Find out whether your car is worth more than you still owe. Enter your loan payoff amount and the trade-in value you’ve been offered.
How this calculator works
Equity is simply your trade-in value minus what you still owe (the payoff). Positive equity is money toward your next car; negative equity (being “underwater”) is debt that typically gets rolled into the next loan — which is how people end up financing more than their new car is worth.
What changes the number
- Get your exact payoff from the lender, not just the balance — it can include a few days of interest.
- A private-party sale usually beats a dealer trade-in offer, turning more of your car’s value into equity.

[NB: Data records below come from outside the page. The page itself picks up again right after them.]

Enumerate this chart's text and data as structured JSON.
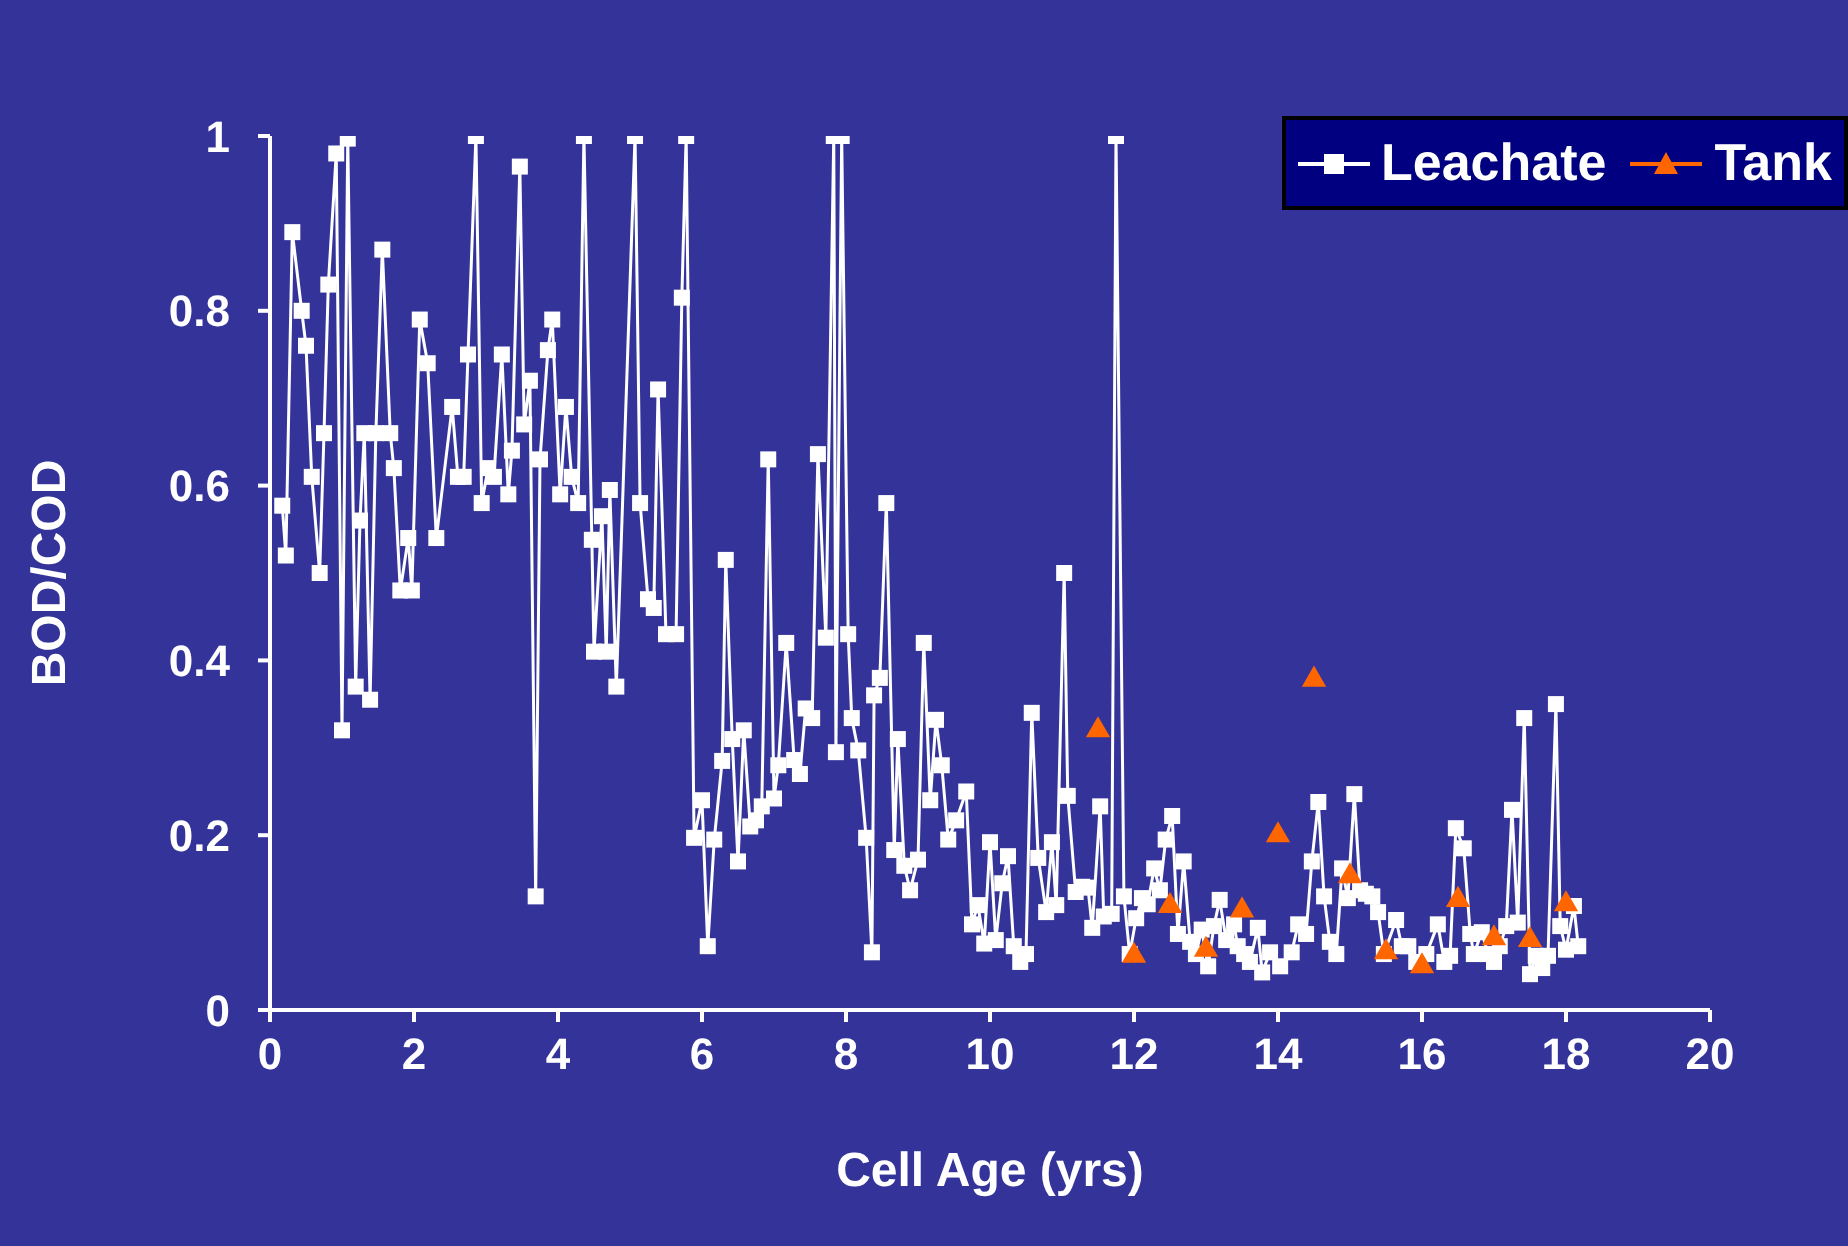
{
  "chart_data": {
    "type": "line",
    "xlabel": "Cell Age (yrs)",
    "ylabel": "BOD/COD",
    "xlim": [
      0,
      20
    ],
    "ylim": [
      0,
      1
    ],
    "xticks": [
      0,
      2,
      4,
      6,
      8,
      10,
      12,
      14,
      16,
      18,
      20
    ],
    "yticks": [
      0,
      0.2,
      0.4,
      0.6,
      0.8,
      1
    ],
    "grid": false,
    "legend": "top right",
    "series": [
      {
        "name": "Leachate",
        "marker": "square",
        "color": "#ffffff",
        "x": [
          0.17,
          0.22,
          0.31,
          0.44,
          0.5,
          0.58,
          0.69,
          0.75,
          0.81,
          0.92,
          1.0,
          1.08,
          1.19,
          1.25,
          1.31,
          1.39,
          1.47,
          1.56,
          1.67,
          1.72,
          1.81,
          1.92,
          1.97,
          2.08,
          2.19,
          2.31,
          2.53,
          2.61,
          2.69,
          2.75,
          2.86,
          2.94,
          3.03,
          3.11,
          3.22,
          3.31,
          3.36,
          3.47,
          3.53,
          3.61,
          3.69,
          3.75,
          3.86,
          3.92,
          4.03,
          4.11,
          4.19,
          4.28,
          4.36,
          4.47,
          4.5,
          4.61,
          4.67,
          4.72,
          4.81,
          5.07,
          5.14,
          5.25,
          5.33,
          5.39,
          5.5,
          5.64,
          5.72,
          5.78,
          5.89,
          6.0,
          6.08,
          6.17,
          6.28,
          6.33,
          6.42,
          6.5,
          6.58,
          6.67,
          6.75,
          6.83,
          6.92,
          7.0,
          7.06,
          7.17,
          7.28,
          7.36,
          7.44,
          7.53,
          7.61,
          7.72,
          7.83,
          7.86,
          7.94,
          8.03,
          8.08,
          8.17,
          8.28,
          8.36,
          8.39,
          8.47,
          8.56,
          8.67,
          8.72,
          8.81,
          8.89,
          9.0,
          9.08,
          9.17,
          9.25,
          9.33,
          9.42,
          9.53,
          9.67,
          9.75,
          9.83,
          9.92,
          10.0,
          10.08,
          10.17,
          10.25,
          10.33,
          10.42,
          10.5,
          10.58,
          10.67,
          10.78,
          10.86,
          10.92,
          11.03,
          11.08,
          11.19,
          11.28,
          11.36,
          11.42,
          11.53,
          11.58,
          11.69,
          11.75,
          11.86,
          11.94,
          12.03,
          12.11,
          12.19,
          12.28,
          12.36,
          12.44,
          12.53,
          12.61,
          12.69,
          12.78,
          12.86,
          12.94,
          13.03,
          13.11,
          13.19,
          13.28,
          13.39,
          13.44,
          13.53,
          13.61,
          13.72,
          13.78,
          13.89,
          14.03,
          14.19,
          14.28,
          14.39,
          14.47,
          14.56,
          14.64,
          14.72,
          14.81,
          14.89,
          14.97,
          15.06,
          15.14,
          15.22,
          15.31,
          15.39,
          15.47,
          15.64,
          15.72,
          15.81,
          15.92,
          16.06,
          16.22,
          16.31,
          16.39,
          16.47,
          16.58,
          16.67,
          16.72,
          16.83,
          16.92,
          17.0,
          17.08,
          17.17,
          17.25,
          17.33,
          17.42,
          17.5,
          17.58,
          17.67,
          17.75,
          17.86,
          17.92,
          18.0,
          18.11,
          18.17
        ],
        "values": [
          0.577,
          0.52,
          0.89,
          0.8,
          0.76,
          0.61,
          0.5,
          0.66,
          0.83,
          0.98,
          0.32,
          0.997,
          0.37,
          0.56,
          0.66,
          0.355,
          0.66,
          0.87,
          0.66,
          0.62,
          0.48,
          0.54,
          0.48,
          0.79,
          0.74,
          0.54,
          0.69,
          0.61,
          0.61,
          0.75,
          1,
          0.58,
          0.62,
          0.61,
          0.75,
          0.59,
          0.64,
          0.965,
          0.67,
          0.72,
          0.13,
          0.63,
          0.755,
          0.79,
          0.59,
          0.69,
          0.61,
          0.58,
          1,
          0.538,
          0.41,
          0.565,
          0.41,
          0.595,
          0.37,
          1,
          0.58,
          0.47,
          0.46,
          0.71,
          0.43,
          0.43,
          0.815,
          1,
          0.197,
          0.24,
          0.073,
          0.195,
          0.285,
          0.515,
          0.31,
          0.17,
          0.32,
          0.21,
          0.217,
          0.233,
          0.63,
          0.242,
          0.28,
          0.42,
          0.286,
          0.27,
          0.345,
          0.334,
          0.636,
          0.426,
          1,
          0.295,
          1,
          0.43,
          0.334,
          0.297,
          0.197,
          0.066,
          0.36,
          0.38,
          0.58,
          0.183,
          0.31,
          0.165,
          0.137,
          0.172,
          0.42,
          0.24,
          0.332,
          0.28,
          0.195,
          0.217,
          0.25,
          0.098,
          0.12,
          0.076,
          0.192,
          0.08,
          0.145,
          0.176,
          0.073,
          0.055,
          0.064,
          0.34,
          0.174,
          0.112,
          0.192,
          0.12,
          0.5,
          0.245,
          0.135,
          0.141,
          0.14,
          0.094,
          0.233,
          0.107,
          0.11,
          1,
          0.13,
          0.064,
          0.105,
          0.128,
          0.121,
          0.162,
          0.137,
          0.195,
          0.222,
          0.087,
          0.17,
          0.078,
          0.064,
          0.092,
          0.05,
          0.096,
          0.126,
          0.08,
          0.098,
          0.073,
          0.064,
          0.055,
          0.094,
          0.043,
          0.066,
          0.05,
          0.066,
          0.098,
          0.087,
          0.17,
          0.238,
          0.13,
          0.078,
          0.064,
          0.162,
          0.128,
          0.247,
          0.137,
          0.133,
          0.13,
          0.112,
          0.064,
          0.103,
          0.073,
          0.073,
          0.055,
          0.064,
          0.098,
          0.055,
          0.062,
          0.208,
          0.185,
          0.087,
          0.064,
          0.089,
          0.064,
          0.055,
          0.073,
          0.096,
          0.229,
          0.1,
          0.334,
          0.041,
          0.062,
          0.048,
          0.062,
          0.35,
          0.096,
          0.069,
          0.119,
          0.073
        ]
      },
      {
        "name": "Tank",
        "type": "scatter",
        "marker": "triangle",
        "color": "#ff6600",
        "x": [
          11.5,
          12,
          12.5,
          13,
          13.5,
          14,
          14.5,
          15,
          15.5,
          16,
          16.5,
          17,
          17.5,
          18
        ],
        "values": [
          0.32,
          0.062,
          0.119,
          0.069,
          0.114,
          0.2,
          0.378,
          0.153,
          0.066,
          0.05,
          0.126,
          0.082,
          0.08,
          0.121
        ]
      }
    ]
  }
}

- Rolling negative equity into a new loan stacks old debt on a new car — a fast way to stay underwater for years.
Frequently asked questions
What is negative equity?
It means you owe more on the car than it’s worth — you’re “underwater.” Selling or trading it doesn’t clear the loan; the shortfall has to be paid or rolled into a new loan.
How do I get my exact payoff?
Ask your lender for a “10-day payoff” figure. It’s the balance plus interest accrued to the payoff date, and it’s the number that matters for a trade.
Should I roll negative equity into a new loan?
Avoid it if you can — it inflates the new loan and keeps you underwater. Better to wait, pay down the gap, or sell privately for more than a trade offer.